When You Think About It, The Enterprise Must Surely Be Bigger On The Inside!?!
You appreciate just how strong Doctor Who’s format is when you compare it to its American near-contemporary, Star Trek. The Enterprise is just as fantastical a machine as the TARDIS, even gaining the ability to effectively engage in time travel with the introduction of The Holodeck in The Next Generation, but is manned by a crew in the hundreds, with thousands on board when dependents are considered. This slows the action down, both because the crew engage in discussions about whether to engage with the situations they stumble upon, the sheer weight of lives at stake imbues those discussions with far higher stakes, and such an elaborate operation requires more tightly tethering our explorers to a broader geopolitical situation.
The Doctor is free to have his adventures, but the Captain of the Enterprise must think about their managerial duties, personal responsibilities, and loyalty to the wider Federation. And of course, the Enterprise’s captain is a human that will age, forcing either new characters to be placed in the captain’s chair, or for old characters to be recast. And Star Trek has always struggled to explain why its highly experience military-cum-scientist crew need to constantly explain to each other what to them would highly obvious aspects of their world and work.

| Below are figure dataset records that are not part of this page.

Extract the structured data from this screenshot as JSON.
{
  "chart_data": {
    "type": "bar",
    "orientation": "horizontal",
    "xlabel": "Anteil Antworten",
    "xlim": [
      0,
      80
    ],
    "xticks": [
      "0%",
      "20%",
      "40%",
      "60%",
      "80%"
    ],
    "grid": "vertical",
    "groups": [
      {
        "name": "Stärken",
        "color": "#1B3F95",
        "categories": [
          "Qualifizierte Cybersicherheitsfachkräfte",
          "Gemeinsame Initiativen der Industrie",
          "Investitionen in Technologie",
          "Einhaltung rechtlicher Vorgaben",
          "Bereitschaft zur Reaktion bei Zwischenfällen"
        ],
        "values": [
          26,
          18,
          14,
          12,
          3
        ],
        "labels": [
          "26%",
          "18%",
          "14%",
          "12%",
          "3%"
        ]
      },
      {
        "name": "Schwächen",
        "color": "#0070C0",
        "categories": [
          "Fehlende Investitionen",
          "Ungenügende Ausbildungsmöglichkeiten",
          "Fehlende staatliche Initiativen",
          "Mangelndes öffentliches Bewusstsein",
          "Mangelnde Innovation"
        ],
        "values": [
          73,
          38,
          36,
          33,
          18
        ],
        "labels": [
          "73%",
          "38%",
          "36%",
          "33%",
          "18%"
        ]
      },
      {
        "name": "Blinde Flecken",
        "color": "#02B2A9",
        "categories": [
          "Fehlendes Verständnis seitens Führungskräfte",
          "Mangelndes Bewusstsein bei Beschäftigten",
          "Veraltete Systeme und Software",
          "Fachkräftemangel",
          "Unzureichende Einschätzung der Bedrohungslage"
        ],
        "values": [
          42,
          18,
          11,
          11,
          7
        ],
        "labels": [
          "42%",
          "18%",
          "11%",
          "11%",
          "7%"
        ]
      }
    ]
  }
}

But above all else, Star Trek is a show that at its best is defined by its distance to contemporary society. Its creator, Gene Roddenberry, envisaged this story of humans exploring space in the far future as an inspiring example of how far human beings had evolved past the concerns and complaints of contemporary society. Such humanism ironically makes the show incredibly alien, as for every sci-fi fan that finds such worldbuilding inspiring, there’s genre sceptics who find it cold or confusing.

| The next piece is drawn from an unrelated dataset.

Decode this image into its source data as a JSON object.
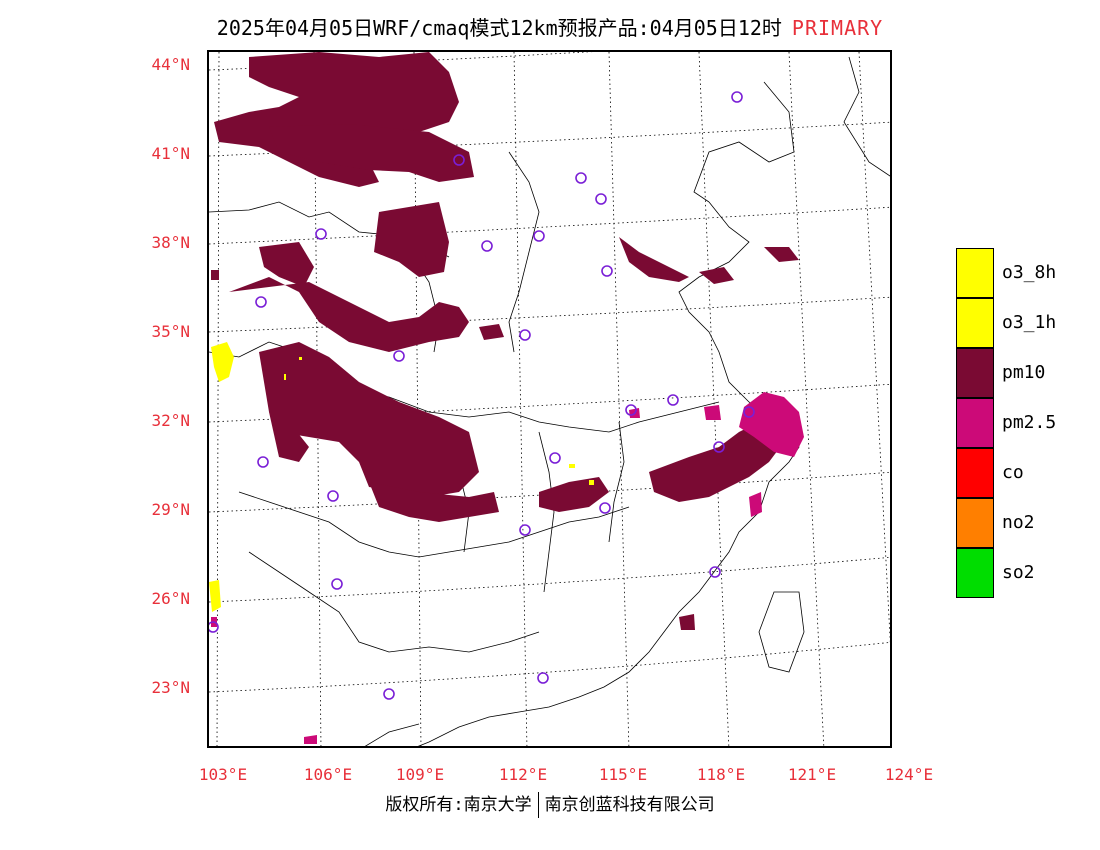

Doctor Who is the complete opposite of this ethos. Rather than brood on how far humanity has to travel to impress the aliens it meets in the future, it has the alien travel back in time to marvel at how wonderful we are, despite all our imperfections. Doctor Who is unique in long-running sci-fi shows in that it is set in contemporary Britain, always anchored to whoever The Doctor chooses to travel with them in The Tardis, despite the freedom to go anywhere in space and time. One hopes that as it enters its new era on Disney+ it doesn’t lose sight of that enduring strength.